Review| The Mystery.doc by Matthew McIntosh

Book Review of The Mystery.doc by Matthew McIntoshWhere do I begin with this book? Have you ever read something that feels like it’s fresh from a creative writing course? This book is a bit like that.

One day an author wakes up with no memory, next to his wife. He calmly pretends to know her while she gets dressed and leaves for work. He goes out to the yard of the house he woke up in; finds a dead cat. He goes to talk to the neighbor who he thinks owns the cat (she does not). He quizzes said neighbor about his identity, and learns he is a published writer who has been working on his second novel for eleven years. When he goes to his computer to look for his work, he finds only a blank page titled, “The Mystery.doc”.

It gets weirder. The book weaves in and out between the main plot and seemingly random snippets of: conversations, emails, chat threads, a dispatch call with a person in one of the towers on 9-11, and what appears to be real dialogue between real author, Matthew McIntosh, and his relatives. It’s intensely fragmented.

As if all the jumping back and forth in content wasn’t enough, the formatting of the book is incredibly unique. The prose often dance across the page in widely-paced intervals. Sometimes multiple pages are left blank in between passages. Other pages will contain a series of still pictures, or lines and lines of asterisks.

It is purposefully, relentlessly, confounding. Parts of the book are outright confusing, others are disturbing, and there are a few that are exhaustively heart wrenching. Just as you find yourself internally chanting, “WTF?!?”, the book reveals itself. You’ll come across some snippet that indicates the book is about a fractured, post 9-11 America. The story and formatting are intentionally disjointed to reflect the concept.

It’s no wonder, then, the book feels like the product of a creative writing course; like an experiment of literature, or an exercise in what it means to be a book. I felt like I was back at the UW, taking a class on postmodernism with this book the only course material. I can think of very few people to whom I would recommend it. For one thing it’s enormous, clocking in at 1,653 pages. Many readers will be intimidated by its size alone.

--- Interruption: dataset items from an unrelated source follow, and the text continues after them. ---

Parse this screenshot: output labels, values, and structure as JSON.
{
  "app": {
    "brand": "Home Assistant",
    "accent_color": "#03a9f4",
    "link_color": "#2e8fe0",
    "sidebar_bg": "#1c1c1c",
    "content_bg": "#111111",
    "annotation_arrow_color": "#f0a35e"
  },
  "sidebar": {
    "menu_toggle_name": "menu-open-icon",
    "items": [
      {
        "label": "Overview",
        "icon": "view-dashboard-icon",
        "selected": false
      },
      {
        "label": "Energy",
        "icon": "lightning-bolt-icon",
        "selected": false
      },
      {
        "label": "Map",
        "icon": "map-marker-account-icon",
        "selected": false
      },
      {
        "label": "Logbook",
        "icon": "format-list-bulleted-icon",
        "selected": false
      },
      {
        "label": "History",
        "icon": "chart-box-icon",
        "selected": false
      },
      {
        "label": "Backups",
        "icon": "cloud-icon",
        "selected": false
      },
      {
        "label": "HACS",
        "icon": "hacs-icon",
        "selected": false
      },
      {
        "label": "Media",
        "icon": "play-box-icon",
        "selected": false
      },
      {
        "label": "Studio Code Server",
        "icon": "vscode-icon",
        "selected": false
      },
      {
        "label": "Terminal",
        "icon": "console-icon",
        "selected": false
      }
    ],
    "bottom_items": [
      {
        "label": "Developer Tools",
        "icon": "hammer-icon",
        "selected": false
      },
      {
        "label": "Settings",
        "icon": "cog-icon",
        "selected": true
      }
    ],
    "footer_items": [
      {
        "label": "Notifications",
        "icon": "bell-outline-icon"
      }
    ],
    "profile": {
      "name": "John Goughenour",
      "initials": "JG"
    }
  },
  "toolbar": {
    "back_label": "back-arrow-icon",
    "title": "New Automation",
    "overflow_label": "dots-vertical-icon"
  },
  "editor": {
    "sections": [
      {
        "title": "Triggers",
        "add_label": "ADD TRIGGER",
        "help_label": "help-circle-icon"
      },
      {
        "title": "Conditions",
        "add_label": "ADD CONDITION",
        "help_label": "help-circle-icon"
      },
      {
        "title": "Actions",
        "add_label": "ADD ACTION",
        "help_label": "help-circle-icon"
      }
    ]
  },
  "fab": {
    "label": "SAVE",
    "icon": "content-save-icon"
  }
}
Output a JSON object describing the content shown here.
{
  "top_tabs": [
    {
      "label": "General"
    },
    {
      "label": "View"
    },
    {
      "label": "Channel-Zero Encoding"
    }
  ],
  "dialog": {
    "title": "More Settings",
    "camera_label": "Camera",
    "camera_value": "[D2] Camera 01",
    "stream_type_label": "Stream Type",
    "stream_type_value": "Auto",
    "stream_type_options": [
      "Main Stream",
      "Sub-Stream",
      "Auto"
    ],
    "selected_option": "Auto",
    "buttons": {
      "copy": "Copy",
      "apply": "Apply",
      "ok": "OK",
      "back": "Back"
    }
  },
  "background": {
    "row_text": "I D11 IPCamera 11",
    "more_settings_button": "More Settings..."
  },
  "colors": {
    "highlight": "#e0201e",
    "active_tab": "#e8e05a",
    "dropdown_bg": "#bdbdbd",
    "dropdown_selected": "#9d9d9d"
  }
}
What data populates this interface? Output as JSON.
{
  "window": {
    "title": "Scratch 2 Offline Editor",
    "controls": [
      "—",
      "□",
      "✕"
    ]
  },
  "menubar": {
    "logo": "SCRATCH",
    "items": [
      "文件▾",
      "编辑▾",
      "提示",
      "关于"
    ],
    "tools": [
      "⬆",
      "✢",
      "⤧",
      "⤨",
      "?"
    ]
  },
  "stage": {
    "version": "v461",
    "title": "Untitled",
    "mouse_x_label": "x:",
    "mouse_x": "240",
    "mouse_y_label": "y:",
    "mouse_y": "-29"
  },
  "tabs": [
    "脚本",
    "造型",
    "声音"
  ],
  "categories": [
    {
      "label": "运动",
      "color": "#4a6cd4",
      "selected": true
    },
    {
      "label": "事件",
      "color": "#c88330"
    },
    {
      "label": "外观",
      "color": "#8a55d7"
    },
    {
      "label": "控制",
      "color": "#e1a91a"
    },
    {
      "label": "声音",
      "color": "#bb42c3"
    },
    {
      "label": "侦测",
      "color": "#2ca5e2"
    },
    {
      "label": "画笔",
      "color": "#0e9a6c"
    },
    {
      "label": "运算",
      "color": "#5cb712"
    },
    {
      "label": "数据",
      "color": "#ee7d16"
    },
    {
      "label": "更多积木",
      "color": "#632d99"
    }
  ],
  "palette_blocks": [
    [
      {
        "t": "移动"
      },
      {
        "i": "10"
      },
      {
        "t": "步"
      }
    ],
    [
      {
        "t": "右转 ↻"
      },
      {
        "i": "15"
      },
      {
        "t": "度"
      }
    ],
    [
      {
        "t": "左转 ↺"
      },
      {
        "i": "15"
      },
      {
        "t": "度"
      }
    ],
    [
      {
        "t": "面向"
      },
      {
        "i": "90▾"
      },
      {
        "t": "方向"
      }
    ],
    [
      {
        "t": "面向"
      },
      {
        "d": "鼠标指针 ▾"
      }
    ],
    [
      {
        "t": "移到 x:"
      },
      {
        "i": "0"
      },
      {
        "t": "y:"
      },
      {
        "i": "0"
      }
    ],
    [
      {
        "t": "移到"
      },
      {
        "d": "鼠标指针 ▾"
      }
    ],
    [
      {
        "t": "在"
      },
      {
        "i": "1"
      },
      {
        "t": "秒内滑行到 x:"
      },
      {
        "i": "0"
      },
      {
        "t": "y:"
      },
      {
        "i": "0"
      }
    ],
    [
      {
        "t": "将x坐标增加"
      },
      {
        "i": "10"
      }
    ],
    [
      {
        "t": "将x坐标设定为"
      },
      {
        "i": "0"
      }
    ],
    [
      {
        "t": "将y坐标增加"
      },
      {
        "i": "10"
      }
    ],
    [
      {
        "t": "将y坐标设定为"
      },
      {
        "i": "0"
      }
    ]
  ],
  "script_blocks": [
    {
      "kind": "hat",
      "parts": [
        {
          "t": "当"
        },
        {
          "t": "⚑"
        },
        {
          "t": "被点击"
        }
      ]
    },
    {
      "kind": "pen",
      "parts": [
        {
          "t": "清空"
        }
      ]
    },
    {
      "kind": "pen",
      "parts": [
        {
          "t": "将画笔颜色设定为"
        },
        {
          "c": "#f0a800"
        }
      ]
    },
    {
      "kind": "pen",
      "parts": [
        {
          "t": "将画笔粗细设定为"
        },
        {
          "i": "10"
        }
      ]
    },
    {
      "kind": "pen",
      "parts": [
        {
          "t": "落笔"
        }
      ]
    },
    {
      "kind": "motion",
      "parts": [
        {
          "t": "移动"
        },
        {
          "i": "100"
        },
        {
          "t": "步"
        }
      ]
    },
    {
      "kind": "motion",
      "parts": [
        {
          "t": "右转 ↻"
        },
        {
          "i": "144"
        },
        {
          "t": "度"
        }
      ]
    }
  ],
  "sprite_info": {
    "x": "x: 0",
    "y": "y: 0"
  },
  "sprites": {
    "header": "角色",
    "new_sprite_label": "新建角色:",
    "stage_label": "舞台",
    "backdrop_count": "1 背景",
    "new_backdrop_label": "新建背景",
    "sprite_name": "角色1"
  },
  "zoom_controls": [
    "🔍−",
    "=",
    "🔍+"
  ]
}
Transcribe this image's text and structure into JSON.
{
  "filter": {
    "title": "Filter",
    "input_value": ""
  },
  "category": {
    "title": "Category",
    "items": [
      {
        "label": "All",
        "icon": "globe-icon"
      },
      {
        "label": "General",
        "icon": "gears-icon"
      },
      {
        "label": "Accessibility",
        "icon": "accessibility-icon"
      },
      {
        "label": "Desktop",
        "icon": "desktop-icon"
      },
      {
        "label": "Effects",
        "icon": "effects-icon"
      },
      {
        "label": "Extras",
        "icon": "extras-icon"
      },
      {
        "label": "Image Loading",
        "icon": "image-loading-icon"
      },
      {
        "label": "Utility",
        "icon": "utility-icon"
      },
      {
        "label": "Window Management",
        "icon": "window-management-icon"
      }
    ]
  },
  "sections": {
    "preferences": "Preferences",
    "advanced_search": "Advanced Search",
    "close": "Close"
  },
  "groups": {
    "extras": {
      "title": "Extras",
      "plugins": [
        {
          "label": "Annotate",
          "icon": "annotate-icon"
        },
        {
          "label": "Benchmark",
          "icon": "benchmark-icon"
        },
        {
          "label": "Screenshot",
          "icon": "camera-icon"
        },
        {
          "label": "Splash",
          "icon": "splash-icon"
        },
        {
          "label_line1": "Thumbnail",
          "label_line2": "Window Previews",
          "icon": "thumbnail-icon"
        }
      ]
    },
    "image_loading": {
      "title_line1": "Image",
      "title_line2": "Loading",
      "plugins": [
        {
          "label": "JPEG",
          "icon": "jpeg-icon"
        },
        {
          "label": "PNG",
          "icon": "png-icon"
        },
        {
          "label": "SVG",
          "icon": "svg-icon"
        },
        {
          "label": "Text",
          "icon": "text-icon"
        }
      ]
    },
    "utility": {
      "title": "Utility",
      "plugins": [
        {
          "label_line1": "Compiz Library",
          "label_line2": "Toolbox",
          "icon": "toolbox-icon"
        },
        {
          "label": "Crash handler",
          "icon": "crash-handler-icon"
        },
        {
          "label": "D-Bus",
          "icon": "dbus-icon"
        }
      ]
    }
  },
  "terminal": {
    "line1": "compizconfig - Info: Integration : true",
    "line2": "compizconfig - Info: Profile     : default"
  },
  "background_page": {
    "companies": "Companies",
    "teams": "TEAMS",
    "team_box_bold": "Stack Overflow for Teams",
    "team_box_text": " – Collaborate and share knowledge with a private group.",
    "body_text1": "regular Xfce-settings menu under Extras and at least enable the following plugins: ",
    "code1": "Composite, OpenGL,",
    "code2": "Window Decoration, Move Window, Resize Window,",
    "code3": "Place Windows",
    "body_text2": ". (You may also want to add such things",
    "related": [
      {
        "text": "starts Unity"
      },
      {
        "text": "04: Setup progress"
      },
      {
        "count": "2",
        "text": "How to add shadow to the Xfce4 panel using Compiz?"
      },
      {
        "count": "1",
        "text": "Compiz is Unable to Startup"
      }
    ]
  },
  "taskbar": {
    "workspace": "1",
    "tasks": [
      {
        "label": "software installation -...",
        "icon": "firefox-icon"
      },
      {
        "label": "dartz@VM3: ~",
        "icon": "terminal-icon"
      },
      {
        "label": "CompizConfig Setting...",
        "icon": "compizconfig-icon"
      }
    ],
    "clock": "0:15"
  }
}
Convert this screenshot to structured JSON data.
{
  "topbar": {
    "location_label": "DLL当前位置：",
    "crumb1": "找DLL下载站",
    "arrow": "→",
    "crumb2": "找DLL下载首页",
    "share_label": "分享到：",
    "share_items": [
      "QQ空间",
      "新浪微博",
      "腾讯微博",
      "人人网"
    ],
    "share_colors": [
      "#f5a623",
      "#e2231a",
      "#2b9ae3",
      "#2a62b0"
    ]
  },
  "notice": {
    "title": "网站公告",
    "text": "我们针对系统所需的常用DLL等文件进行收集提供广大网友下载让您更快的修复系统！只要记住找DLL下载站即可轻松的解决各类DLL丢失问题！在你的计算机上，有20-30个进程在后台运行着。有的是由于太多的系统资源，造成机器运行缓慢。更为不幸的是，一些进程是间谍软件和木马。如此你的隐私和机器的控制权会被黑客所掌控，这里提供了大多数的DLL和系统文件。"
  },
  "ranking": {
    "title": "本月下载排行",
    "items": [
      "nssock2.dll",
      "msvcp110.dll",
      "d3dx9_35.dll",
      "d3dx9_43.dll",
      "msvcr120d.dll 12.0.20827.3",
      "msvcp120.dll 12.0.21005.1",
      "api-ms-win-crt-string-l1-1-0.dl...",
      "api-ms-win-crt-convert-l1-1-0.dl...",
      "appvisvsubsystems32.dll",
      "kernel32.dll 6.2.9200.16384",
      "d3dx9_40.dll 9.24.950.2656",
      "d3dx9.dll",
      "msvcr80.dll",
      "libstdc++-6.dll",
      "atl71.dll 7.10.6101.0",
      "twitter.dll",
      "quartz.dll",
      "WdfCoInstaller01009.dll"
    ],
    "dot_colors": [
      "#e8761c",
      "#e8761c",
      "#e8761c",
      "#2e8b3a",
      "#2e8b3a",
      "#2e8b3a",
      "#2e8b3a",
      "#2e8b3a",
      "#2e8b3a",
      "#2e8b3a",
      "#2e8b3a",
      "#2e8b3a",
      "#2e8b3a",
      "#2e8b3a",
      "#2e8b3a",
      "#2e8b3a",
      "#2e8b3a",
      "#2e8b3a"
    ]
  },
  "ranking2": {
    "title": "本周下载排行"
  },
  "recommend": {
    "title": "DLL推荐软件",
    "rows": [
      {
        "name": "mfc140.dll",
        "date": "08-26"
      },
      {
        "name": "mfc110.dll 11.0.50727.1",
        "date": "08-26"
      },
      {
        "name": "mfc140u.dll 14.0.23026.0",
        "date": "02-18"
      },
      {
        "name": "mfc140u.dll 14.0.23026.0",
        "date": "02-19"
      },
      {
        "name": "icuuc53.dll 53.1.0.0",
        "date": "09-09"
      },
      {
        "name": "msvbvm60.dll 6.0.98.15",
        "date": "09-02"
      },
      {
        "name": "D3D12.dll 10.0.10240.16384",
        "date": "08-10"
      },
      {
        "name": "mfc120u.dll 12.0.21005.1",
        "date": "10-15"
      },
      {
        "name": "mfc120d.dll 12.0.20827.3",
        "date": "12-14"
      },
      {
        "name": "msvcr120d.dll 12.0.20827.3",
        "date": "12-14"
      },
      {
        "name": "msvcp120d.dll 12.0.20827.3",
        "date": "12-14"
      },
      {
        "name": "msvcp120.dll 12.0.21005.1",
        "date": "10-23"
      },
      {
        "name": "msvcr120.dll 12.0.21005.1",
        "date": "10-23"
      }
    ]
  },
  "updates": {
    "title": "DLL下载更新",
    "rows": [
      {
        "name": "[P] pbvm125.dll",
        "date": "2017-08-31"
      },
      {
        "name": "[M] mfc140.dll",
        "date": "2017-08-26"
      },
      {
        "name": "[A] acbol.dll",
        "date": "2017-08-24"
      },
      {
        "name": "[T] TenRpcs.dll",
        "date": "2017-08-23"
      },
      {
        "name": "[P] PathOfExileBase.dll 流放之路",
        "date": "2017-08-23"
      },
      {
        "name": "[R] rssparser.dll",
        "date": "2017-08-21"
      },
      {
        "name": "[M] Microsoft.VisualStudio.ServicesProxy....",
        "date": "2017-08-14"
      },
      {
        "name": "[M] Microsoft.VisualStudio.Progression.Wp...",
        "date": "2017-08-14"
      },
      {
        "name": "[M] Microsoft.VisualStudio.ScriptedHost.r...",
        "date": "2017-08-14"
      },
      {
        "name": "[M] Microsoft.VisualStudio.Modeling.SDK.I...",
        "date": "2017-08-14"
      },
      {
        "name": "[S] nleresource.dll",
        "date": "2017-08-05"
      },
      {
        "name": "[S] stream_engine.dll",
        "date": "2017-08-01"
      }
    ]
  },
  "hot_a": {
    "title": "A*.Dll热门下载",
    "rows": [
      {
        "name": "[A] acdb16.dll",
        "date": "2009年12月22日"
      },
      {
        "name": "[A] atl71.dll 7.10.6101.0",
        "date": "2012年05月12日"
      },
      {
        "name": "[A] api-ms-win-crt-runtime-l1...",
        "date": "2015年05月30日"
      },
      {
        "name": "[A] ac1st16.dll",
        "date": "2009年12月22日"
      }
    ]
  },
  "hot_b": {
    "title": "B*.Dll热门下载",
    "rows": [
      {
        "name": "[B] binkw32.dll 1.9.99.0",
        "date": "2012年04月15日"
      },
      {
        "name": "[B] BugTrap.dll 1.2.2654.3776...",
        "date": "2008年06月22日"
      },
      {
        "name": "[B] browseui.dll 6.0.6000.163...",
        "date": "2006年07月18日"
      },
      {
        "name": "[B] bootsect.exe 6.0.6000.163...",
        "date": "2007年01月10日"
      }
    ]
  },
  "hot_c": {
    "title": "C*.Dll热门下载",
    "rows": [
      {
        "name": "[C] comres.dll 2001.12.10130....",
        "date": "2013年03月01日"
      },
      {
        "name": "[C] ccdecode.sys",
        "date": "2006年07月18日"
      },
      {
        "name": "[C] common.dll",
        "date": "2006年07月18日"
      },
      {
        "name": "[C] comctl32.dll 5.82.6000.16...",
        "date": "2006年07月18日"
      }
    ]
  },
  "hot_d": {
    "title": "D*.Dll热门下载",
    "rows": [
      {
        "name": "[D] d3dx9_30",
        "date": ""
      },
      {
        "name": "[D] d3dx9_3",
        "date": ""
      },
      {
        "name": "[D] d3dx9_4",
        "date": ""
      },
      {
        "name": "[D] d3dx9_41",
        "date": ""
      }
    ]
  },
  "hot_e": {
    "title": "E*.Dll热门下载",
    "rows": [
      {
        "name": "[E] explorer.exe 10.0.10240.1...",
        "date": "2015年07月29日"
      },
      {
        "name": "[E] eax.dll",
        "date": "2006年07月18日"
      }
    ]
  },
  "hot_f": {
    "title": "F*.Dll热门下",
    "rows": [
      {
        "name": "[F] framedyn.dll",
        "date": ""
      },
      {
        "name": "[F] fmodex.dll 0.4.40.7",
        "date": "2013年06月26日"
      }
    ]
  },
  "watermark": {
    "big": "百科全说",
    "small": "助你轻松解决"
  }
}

Of all the things I’ve read this year, maybe this decade, this one feels especially esoteric. That makes the book sound snobbish and arrogantly overthought. It’s not. Despite the vast dimension of this book (in scope and number of pages), there is something quiet about it; almost humble. And though the book would make such an excellent assignment in a college contemporary literature course that it feels almost stereotypically academic, it is done well enough as to be excusable.

By the end, it didn’t seem like a book about a fractured America. Certainly, that’s in there. However, it wasn’t the prevailing theme. In the end, I think, The Mystery.doc is about loss – Loss of self, of loved ones dead too soon, of national security and personal security, and the loss of a bygone era. It’s a giant, postmodern tome, dedicated to grieving.